This page examines the notion of the extended gaze as a relational curve, from a feminist praxis. I interrogate whether a female gaze presents a corresponding relational arc for both the viewer and the subject, in relation to my practice.


 

The penetrating look of a young model can be a powerful tool for an artist, and can confront the viewer with its emotional arc of intensity. In girl sitting, I have used a series of stills as a method of highlighting the interval, or the inbetween moments, with the model staring into the lens, as a provocation to the viewer. This provocation calls on ideas of 'angry melancholia' (Kokoli 2016) highlighting how this rage can harness the agency of adolescence. In contrast to the patriarchal gaze as a form of control, I am situating the maternal gaze as one of inclination and relationality.



This series of photographs depicts my eldest daughter in her final year at school. The photographs were taken in low light, filmed solely in candlelight and the light of the fireplace at home, to evoke a warm glow and emphasise the golden hues of her hair and bangles, which reflected back the light. The series is a reverie on home and leaving, on adolescence and adulthood, on heimlich/unheimlich (homely/unhomely)in short, on the process of (be)coming.
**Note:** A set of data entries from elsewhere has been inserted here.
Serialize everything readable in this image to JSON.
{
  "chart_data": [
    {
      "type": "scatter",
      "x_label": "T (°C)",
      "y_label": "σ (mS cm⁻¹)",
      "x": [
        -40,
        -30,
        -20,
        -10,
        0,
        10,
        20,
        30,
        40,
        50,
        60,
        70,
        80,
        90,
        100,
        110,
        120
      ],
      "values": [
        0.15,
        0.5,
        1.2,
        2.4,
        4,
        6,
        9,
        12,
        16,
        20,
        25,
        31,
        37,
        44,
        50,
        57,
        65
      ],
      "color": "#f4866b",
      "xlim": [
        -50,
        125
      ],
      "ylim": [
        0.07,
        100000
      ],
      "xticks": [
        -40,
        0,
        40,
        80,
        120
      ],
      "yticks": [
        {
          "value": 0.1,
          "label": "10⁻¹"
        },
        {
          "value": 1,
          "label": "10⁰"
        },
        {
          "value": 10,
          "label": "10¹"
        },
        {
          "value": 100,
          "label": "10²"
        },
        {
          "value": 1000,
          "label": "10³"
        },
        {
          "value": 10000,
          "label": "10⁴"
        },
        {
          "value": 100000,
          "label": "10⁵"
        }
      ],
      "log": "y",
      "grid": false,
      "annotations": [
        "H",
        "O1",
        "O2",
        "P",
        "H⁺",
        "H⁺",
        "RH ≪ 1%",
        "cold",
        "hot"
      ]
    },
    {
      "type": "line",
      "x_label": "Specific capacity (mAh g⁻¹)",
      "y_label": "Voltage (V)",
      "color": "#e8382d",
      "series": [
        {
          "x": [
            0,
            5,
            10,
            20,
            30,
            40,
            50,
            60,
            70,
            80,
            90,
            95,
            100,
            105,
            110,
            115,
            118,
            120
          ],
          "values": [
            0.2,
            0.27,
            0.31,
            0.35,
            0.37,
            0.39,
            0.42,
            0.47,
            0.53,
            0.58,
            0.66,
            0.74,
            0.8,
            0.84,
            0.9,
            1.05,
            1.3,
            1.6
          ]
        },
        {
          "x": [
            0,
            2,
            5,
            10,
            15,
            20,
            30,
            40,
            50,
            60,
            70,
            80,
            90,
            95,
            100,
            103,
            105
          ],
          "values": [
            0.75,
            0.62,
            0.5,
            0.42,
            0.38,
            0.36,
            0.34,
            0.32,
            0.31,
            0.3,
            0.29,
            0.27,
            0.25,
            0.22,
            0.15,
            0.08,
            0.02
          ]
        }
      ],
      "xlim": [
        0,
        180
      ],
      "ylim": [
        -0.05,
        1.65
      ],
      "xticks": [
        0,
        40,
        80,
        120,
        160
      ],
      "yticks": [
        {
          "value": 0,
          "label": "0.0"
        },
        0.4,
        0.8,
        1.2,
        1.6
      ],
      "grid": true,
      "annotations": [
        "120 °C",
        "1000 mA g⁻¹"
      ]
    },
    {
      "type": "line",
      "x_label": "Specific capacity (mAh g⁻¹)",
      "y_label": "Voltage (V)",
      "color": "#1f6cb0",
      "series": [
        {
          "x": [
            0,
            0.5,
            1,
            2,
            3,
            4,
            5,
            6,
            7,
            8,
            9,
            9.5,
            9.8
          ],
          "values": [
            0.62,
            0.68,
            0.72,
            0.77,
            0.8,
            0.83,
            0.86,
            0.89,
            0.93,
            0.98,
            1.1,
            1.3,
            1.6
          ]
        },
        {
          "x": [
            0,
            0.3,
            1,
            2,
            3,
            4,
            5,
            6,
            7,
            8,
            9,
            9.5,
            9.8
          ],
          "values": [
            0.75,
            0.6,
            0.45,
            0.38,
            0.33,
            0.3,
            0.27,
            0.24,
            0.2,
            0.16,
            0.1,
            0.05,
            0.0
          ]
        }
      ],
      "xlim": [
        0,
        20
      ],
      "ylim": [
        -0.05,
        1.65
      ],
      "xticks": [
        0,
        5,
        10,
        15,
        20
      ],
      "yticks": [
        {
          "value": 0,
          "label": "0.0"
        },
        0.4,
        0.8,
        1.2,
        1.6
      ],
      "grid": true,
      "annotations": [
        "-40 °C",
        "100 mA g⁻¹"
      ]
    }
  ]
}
I am exploring the notion of the maternal gaze as one of inclination (Caverero 2016) and experimenting with ways of leaning into this gaze.




Using an iterative methodology I experiment with ways of presenting these original photographs as immersive videos and installations. This page maps these iterations, from multi screen videos to intimate projections on a curved screen and finally a slowly rotating projector in a circular space. I am experimenting with circular and curved viewing and whether this produces a corresponding inclination in the viewer.




I explore the notion of the Female gaze in relation to the series of photographs, Walking to School. This series of long exposure photos using a Hasselblad Medium Format camera, were a way for me to introduce myself to the twins, who are the subject of the artworks. I worked with the twins later in a studio, and in a motion capture suite, as archived in The Temporal Curve and The Geometric Curve.




















 

 

 

 

 

 

 

 

 

 

 

 

 

The Relational Curve

I drew these sketches in preperation for an immersive installation with Mikhail Karakis and BCU at Tate Liverpool in April 2020. Due to the lockdown the work was shown digitally. However, I used the curved screens, that I had designed and made from transluscent back projection fabric to experiment with this iteration of girl sitting (2024). 

This mapping out of the installation led to my above sketches for a 360 four screen installation, which I use in the PhD exhibition. The film shown here is a final iteration of girl sitting (2024) which was projected and shared to students in the Birmingham School of Art in March 2024. This iteration was projected onto the black felt, at eye-level, using a rotating projector. I was experimenting with projecting both on the four curved screens and the black felt to determine wnether the image was clear enough.

I experimented with the moving projector and the circular screens at NTU in July 2023, which can be seen here.

The second series of photographs, Walking to School, depicts identical twins as they traverse the journey to school in their hometown.


I used a walking-with methodology, opening up the shutter, to create a kineasthetic image that blurs the moving bodies. They walk together towards the River, their heads and bodies bent toward one another.


This route is familiar to both the twins and myself, as my home was on this hill for fifteen years, and I have traversed this route multiple times with my own children, taking them to and fro to school. The twins meandered freely moving down the hill, their tacit knowledge of each other's bodies and movements evidenced in the photographs.

 

The triptych shown here, Walking to School, was printed in a large format to see whether a relational dance was encouraged by the viewer. 



This exhibition was part of a PhD Takeover that I co-led in July 2019 at the Birmingham School of Art, BCU. I was exploring whether a large scale format, in triptych form would encourage an embodied response in the viewer.



The participant shown here moved backwards and forwards in front of the triptych, unconsciously mirroring the movement of the twins. I am exploring embodiment as a form of knowing, drawing on feminist thinkers and affect theory.